The column has a pale cream or yellow colouration, with patches of deep yellow or orange sometimes present. It remains buried in sediment up to the level of the oral disc. The oral disc grows to a maximum diameter of 200 mm, is brown or purplish, possibly with a white, radial pattern. It may sometimes be bright green, but this is rare.

This species is similar in appearance to Radianthus doreensis, Heteractis aurora, and Radianthus crispa. These species are also found burrowed into the sediment, and share the same red or yellow blotches. R. malu is primarily distinguished by its short sparse tentacles.

==Distribution==
 Radianthus malu occurs in scattered areas ranging from Japan in the north, to Australia in the south, east to the islands of Hawaii and west to Sumatra.

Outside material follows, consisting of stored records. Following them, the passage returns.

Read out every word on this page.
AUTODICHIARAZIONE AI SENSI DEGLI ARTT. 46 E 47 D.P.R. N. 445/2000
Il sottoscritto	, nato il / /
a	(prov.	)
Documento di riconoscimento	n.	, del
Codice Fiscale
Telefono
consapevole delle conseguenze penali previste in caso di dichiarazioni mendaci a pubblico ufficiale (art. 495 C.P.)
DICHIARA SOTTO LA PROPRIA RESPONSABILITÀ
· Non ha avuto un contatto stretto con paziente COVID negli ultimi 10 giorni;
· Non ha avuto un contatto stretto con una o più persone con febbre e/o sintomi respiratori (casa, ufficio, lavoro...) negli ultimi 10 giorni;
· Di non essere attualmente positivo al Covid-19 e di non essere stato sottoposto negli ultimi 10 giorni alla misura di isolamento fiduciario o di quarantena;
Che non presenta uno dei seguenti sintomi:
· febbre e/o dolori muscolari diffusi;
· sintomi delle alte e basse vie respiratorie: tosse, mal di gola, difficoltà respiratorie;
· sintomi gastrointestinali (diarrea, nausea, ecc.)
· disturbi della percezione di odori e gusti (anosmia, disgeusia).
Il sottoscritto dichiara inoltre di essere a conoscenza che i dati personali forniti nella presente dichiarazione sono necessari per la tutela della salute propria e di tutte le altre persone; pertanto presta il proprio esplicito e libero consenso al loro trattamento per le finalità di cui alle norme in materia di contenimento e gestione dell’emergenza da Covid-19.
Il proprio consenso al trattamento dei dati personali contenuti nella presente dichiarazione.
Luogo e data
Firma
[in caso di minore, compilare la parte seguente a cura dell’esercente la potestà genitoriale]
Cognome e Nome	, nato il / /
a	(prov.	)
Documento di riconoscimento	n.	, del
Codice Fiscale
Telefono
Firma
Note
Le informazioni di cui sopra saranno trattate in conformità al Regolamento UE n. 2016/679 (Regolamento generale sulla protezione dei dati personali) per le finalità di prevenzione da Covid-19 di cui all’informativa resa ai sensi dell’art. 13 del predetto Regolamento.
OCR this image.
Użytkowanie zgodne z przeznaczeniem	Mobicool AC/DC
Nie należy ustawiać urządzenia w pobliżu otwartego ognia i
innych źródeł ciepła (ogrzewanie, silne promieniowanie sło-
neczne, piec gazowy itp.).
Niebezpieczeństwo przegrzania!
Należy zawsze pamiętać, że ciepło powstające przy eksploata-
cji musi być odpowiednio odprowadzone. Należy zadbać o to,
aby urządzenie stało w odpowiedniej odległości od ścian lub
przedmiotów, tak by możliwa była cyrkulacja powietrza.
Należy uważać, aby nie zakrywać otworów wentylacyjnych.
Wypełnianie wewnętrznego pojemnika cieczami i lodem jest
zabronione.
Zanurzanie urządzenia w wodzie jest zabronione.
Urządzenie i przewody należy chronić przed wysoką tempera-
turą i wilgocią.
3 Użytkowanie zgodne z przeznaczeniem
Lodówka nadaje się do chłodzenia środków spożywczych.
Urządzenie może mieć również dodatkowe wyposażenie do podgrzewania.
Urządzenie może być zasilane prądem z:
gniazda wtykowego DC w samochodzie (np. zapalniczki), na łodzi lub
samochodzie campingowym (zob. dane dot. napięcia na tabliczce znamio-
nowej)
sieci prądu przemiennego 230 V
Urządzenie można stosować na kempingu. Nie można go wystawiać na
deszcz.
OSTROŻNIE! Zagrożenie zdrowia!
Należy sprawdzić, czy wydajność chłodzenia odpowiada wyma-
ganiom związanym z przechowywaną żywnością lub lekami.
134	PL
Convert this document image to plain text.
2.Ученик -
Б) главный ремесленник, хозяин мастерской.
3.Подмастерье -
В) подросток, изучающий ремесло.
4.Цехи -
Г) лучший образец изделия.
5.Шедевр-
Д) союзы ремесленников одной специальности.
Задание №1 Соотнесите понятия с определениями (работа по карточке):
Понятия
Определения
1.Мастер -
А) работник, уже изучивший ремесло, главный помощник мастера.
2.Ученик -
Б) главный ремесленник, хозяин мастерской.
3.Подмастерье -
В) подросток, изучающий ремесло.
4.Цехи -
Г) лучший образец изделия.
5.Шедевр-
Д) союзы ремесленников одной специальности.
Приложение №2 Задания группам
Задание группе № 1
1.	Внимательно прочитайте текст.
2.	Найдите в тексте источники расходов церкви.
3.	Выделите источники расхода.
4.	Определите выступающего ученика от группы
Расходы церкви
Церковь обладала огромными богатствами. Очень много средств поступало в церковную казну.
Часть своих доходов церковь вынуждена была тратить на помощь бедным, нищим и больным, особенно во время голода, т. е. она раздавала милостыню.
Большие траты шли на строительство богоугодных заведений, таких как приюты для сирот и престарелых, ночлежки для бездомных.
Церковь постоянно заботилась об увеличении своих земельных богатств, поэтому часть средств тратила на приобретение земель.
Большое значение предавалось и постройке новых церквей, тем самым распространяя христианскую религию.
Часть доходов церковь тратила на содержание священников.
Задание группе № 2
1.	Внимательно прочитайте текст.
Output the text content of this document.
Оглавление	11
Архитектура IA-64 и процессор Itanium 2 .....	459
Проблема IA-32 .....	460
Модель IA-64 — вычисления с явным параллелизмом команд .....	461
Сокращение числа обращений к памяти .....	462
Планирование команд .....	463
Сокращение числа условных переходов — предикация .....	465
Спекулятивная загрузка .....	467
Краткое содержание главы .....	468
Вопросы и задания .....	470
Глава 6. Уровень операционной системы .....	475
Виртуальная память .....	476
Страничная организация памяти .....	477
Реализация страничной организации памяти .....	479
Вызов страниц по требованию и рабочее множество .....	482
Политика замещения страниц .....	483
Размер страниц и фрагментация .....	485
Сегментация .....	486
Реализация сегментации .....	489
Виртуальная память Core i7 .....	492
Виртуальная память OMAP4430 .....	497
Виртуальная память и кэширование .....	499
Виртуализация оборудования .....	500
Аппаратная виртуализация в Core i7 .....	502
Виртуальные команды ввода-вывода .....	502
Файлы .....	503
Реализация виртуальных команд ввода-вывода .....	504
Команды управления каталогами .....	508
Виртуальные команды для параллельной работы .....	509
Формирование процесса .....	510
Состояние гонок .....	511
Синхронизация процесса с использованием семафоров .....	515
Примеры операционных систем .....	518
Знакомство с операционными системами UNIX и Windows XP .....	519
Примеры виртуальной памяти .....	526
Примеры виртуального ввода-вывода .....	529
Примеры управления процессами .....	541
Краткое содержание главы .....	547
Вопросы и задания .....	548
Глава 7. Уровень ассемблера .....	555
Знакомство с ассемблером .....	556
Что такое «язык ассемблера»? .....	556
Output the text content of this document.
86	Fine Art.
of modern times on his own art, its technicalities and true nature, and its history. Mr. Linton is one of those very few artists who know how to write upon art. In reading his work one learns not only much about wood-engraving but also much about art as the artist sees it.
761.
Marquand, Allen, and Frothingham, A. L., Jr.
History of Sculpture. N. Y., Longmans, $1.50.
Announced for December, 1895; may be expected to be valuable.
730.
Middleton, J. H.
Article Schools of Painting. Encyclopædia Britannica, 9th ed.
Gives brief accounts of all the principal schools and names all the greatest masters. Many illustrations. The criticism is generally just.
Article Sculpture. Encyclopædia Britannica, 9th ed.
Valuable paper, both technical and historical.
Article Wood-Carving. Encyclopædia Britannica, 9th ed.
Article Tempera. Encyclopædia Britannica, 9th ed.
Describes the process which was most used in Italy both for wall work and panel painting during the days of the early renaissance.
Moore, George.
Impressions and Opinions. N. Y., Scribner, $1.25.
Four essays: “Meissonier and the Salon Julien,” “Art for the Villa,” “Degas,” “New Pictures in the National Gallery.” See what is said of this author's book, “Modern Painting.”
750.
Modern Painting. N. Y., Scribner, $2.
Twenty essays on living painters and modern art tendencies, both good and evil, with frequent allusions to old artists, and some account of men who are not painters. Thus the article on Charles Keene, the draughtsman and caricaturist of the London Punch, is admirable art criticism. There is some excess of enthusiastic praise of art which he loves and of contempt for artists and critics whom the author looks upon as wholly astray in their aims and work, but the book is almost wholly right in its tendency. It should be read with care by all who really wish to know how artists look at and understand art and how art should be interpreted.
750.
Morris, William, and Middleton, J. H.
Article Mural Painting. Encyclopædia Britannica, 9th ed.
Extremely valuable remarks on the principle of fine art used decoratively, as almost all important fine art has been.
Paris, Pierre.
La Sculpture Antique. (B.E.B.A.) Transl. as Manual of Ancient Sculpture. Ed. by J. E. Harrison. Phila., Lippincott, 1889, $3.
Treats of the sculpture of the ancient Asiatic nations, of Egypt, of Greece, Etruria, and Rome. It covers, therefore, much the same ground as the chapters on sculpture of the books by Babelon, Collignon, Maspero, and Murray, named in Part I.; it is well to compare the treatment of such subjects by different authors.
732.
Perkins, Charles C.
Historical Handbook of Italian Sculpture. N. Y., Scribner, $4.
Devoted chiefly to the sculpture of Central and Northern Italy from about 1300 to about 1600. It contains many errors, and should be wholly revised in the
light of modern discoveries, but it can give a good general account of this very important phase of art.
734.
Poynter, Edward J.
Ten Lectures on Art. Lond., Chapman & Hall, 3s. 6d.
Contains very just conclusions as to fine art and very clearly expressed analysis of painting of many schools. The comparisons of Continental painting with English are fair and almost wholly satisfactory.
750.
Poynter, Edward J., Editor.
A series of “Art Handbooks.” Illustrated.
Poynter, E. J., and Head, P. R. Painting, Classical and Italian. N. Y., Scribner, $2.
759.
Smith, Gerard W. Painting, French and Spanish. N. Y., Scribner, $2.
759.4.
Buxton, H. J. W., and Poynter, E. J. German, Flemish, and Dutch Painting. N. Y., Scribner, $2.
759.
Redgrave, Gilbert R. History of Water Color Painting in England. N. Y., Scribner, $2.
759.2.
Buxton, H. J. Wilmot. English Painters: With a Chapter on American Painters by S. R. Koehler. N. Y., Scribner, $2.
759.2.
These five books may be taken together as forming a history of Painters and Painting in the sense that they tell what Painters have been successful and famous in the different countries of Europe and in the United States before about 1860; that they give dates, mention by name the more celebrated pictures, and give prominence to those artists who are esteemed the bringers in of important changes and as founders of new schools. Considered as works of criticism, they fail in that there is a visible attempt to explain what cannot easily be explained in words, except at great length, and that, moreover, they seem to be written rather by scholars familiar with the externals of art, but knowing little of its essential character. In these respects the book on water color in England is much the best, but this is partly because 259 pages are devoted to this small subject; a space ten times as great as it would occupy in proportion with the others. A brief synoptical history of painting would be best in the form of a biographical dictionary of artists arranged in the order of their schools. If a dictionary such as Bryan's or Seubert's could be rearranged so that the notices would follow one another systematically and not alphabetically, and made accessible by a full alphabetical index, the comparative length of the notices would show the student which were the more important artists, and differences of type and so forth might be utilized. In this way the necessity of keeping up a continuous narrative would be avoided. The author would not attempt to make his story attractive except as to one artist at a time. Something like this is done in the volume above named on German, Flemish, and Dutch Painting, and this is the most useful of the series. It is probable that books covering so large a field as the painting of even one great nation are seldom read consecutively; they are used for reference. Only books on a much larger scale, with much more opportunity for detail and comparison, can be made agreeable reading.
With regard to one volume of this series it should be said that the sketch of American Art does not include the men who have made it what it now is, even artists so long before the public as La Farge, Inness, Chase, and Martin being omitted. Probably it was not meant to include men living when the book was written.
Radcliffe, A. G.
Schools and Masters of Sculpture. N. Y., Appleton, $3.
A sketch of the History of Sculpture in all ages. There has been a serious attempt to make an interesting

The only anemonefish associated with this species is Clark's anemonefish (Amphiprion clarkii). Sexually mature fish are rarely associated with R. malu, however the reason for this is unknown. The relationship between anemonefish and their host sea anemones is highly nested in structure. The anemonefish is the active partner in establishing the interaction. As the single hosted anemonefish, A. clarkii, is the extreme generalist, it may be that R. malu is a marginal host tolerated only by the least selective fish and only when no other host is available.